Once again the UN is proving that it is as corrupt financially as it is morally. A United Nations task force has uncovered a broad reaching pattern of corruption involving hundreds of millions of dollars in contracts for fuel, food, construction and other materials used by U.N. peacekeeping operations, which are in the midst of their largest expansion in 15 years. And the sickest part of it all….THEY STINK AT PEACEKEEPING ALSO!
In recent weeks, 10 procurement officials have been charged with misconduct for soliciting bribes and rigging bids in Congo and Haiti. It has been the largest crackdown on U.N. staff malfeasance in the field in more than a decade. The task force has issued a series of public and confidential reports charging that corruption has spread from U.N. headquarters – where three officials have been convicted in bribery schemes – to the far reaches of its growing peacekeeping empire. The task force has also cast a spotlight on the U.N.’s repeated failure to take action against officials long suspected of wrongdoing. “The task force identified multiple instances of fraud, corruption, waste and mismanagement at U.N. headquarters and peacekeeping missions, including ten significant instances of fraud and corruption with aggregate value in excess of $610 million,” said one report by the task force, headed by a former federal prosecutor in Connecticut, Robert Appleton…..
The recent investigation in Congo revealed “widespread and inherent corruption” throughout the mission’s purchasing department. One official targeted in the probe, Abdul Karim Masri, had emerged unscathed from repeated OIOS inquiries into his alleged activities over more than a decade. The task force charged that Masri, 54, engaged in an “extensive pattern of bribery” during his seven years in Congo, according to a confidential account of the probe. The unit claimed Masri accepted a $10,000 bribe from a boating company, steered a big catering contract to a friend, and persuaded one U.N. contractor to paint his apartment and swimming pool for free.

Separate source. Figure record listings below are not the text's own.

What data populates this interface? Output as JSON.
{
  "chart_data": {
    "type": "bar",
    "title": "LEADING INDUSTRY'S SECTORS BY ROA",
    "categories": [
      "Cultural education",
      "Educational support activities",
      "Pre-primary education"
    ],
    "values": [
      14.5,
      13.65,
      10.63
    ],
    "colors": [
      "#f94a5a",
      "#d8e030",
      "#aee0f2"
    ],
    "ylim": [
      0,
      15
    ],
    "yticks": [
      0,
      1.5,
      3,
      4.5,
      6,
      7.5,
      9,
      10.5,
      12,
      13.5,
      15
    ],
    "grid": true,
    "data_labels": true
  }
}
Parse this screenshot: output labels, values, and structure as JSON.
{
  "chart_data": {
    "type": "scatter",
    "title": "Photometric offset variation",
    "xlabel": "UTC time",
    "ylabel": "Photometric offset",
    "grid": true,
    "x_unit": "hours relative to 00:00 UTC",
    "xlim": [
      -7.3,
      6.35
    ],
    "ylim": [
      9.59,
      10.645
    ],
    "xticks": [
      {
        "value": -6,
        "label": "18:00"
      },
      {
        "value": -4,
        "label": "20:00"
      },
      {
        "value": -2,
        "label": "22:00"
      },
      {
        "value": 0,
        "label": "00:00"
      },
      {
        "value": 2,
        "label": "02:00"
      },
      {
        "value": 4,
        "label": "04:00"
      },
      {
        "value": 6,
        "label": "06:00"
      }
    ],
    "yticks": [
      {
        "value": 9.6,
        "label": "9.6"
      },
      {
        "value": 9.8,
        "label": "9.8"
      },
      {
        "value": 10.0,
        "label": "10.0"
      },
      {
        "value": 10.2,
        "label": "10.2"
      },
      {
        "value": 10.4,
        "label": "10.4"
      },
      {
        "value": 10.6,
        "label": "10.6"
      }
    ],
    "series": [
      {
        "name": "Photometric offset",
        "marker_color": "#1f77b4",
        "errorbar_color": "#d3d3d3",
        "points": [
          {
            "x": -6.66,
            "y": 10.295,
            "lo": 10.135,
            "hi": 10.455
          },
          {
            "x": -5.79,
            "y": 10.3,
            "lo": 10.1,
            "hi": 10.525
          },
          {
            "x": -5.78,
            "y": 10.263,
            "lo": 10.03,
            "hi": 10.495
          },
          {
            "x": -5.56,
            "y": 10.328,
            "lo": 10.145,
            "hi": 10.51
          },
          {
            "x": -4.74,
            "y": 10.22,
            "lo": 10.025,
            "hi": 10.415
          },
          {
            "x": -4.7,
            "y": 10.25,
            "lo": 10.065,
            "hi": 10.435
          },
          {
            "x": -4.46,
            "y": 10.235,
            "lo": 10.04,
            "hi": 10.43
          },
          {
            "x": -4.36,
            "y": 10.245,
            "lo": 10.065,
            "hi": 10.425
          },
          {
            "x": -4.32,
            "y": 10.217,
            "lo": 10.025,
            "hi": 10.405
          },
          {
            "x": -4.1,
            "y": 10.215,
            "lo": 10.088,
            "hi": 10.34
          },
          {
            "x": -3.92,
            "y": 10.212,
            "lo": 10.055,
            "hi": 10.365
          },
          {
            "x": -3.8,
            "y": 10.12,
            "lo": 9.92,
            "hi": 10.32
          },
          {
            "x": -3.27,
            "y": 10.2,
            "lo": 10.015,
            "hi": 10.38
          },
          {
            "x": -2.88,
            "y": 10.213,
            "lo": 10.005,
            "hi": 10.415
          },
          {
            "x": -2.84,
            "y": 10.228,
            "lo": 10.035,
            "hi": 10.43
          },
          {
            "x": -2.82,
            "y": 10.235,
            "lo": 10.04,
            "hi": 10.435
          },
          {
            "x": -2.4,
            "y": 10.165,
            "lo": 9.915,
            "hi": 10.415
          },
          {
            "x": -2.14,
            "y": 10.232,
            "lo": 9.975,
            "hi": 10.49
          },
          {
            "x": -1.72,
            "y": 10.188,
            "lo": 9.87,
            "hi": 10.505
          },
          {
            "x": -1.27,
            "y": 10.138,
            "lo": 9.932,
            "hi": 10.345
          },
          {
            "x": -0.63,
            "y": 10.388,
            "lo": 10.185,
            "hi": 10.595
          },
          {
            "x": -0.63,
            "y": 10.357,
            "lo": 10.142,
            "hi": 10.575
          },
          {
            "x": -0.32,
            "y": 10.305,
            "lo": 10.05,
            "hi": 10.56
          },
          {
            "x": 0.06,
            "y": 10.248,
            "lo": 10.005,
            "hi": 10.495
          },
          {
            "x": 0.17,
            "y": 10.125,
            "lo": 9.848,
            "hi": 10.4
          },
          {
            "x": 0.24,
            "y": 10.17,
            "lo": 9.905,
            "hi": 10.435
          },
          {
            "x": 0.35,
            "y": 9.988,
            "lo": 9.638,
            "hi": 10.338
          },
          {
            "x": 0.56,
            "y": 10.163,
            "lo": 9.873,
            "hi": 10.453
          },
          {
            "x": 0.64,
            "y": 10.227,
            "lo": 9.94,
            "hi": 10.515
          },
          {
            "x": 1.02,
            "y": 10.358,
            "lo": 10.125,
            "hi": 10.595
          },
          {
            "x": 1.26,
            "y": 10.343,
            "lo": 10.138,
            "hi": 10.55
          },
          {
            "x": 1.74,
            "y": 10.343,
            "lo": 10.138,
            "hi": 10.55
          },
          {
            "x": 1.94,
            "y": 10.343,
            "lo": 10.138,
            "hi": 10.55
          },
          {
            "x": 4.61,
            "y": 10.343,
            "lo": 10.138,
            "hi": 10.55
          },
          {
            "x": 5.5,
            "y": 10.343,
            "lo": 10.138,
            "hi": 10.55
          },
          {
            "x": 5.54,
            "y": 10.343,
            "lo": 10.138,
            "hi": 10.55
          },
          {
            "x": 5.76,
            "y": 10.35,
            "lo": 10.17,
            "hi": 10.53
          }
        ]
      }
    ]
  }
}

In Haiti, the U.N. charged five employees with misconduct after the task force established that they had steered a $10 million-a-year fuel contract to a Haitian company, Distributeurs Nationaux S.A., according to U.N. officials and confidential documents. The task force has been unable to prove that the five profited from the scheme, citing its lack of authority to subpoena bank records, but they recommended the case be referred for criminal prosecution by authorities in Haiti or the United States.